Models pair naturally with routes:

server {
  db { path: "./data.db" }
  model User

  fn get_users() {
    UserModel.all()
  }

  fn get_user(id: Int) {
    user = UserModel.find(id)
    if user == nil {
      respond(404, { error: "User not found" })
    } else {
      respond(200, user)
    }
  }

  fn create_user(req) {
    user = UserModel.create(req.body)
    respond(201, user)
  }

  fn update_user(req, id: Int) {
    UserModel.update(id, req.body)
    respond(200, UserModel.find(id))
  }

  fn delete_user(id: Int) {
    UserModel.delete(id)
    respond(204, nil)
  }

  route GET "/api/users" => get_users
  route GET "/api/users/:id" => get_user
  route POST "/api/users" => create_user
  route PUT "/api/users/:id" => update_user
  route DELETE "/api/users/:id" => delete_user
}

SQL Injection Protection

Every generated model includes a column whitelist that validates column names before building SQL. When you call .where(), .create(), .update(), or .count() with a conditions object, the model checks every key against the set of known columns from your type definition. If an invalid column name is passed, the model throws an error immediately — before any SQL is executed:

// This works — "name" is a valid column
UserModel.where({ name: "Alice" })

// This throws "Invalid column: malicious_input" at runtime
UserModel.where({ malicious_input: "'; DROP TABLE users; --" })

All query values are passed as parameterized placeholders (? for SQLite, $1/$2/... for PostgreSQL), so values are never interpolated into the SQL string. This two-layer defense — column whitelist plus parameterized queries — prevents SQL injection through both column names and values.

Database Driver Differences

Models work transparently across database drivers, but there are a few differences in the generated SQL:

Feature	SQLite	PostgreSQL
Primary key	INTEGER PRIMARY KEY AUTOINCREMENT	SERIAL PRIMARY KEY
Float type	REAL	DOUBLE PRECISION
Bool type	INTEGER	BOOLEAN
Query placeholders	?	$1, $2, ...
Insert return	Re-selects by lastInsertRowid	RETURNING *
Soft delete timestamp	datetime('now')	NOW()
Method signatures	Synchronous	async (all methods return promises)

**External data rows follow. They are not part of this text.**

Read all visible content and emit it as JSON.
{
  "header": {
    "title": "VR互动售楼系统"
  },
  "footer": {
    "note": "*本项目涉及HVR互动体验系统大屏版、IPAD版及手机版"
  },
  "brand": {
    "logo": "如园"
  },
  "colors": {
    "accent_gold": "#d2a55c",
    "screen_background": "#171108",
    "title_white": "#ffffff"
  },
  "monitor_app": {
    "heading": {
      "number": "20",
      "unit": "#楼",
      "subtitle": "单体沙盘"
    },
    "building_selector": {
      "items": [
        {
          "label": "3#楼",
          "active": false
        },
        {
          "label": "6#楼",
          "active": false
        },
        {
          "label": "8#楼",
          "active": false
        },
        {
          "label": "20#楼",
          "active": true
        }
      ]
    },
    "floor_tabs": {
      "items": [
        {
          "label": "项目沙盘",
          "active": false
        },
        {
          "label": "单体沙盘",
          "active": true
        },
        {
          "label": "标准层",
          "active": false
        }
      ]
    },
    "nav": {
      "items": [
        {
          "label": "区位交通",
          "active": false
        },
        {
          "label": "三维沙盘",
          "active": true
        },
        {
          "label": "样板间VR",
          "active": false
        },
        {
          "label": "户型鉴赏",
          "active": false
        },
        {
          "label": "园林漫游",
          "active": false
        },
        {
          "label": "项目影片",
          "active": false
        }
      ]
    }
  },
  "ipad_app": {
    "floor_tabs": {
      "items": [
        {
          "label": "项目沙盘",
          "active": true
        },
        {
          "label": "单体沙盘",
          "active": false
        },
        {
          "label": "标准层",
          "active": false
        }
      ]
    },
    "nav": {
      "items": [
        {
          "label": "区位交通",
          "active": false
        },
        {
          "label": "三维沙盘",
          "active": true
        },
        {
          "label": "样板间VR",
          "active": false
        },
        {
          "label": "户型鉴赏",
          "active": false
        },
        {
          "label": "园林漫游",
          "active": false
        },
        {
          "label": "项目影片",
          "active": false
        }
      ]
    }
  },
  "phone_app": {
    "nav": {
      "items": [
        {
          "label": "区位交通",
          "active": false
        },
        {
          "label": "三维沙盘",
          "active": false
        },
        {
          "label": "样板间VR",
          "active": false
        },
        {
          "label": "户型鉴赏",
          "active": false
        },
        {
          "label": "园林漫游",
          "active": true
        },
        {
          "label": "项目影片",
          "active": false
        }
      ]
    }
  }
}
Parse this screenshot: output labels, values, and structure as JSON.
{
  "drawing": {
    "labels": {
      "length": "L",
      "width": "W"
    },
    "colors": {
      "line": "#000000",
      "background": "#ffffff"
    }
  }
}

When using PostgreSQL, all model methods are async and must be awaited. With SQLite, they are synchronous. Your Tova code stays the same either way — the compiler handles the difference.

Practical Tips

Define types in the shared block. Since models derive from shared types, the same type definitions are available on both the server and the client. This keeps your API contract consistent.

Use timestamps for audit trails. Enabling timestamps: true gives you automatic tracking of when records were created and last modified, which is valuable for debugging and compliance.

Use .where for filtered queries. Instead of writing raw SQL for simple conditions, use .where({ column: value }). It is more readable and handles parameter escaping automatically.

Use .paginate for list endpoints. Returning all records with .all() works for small datasets, but for anything user-facing, use .paginate(page, perPage) to avoid loading unbounded result sets into memory.

Prefer soft deletes for user-facing data. Using .soft_delete() instead of .delete() lets you retain records for auditing and support undo functionality. Combine with .active() in your queries to filter out deleted records.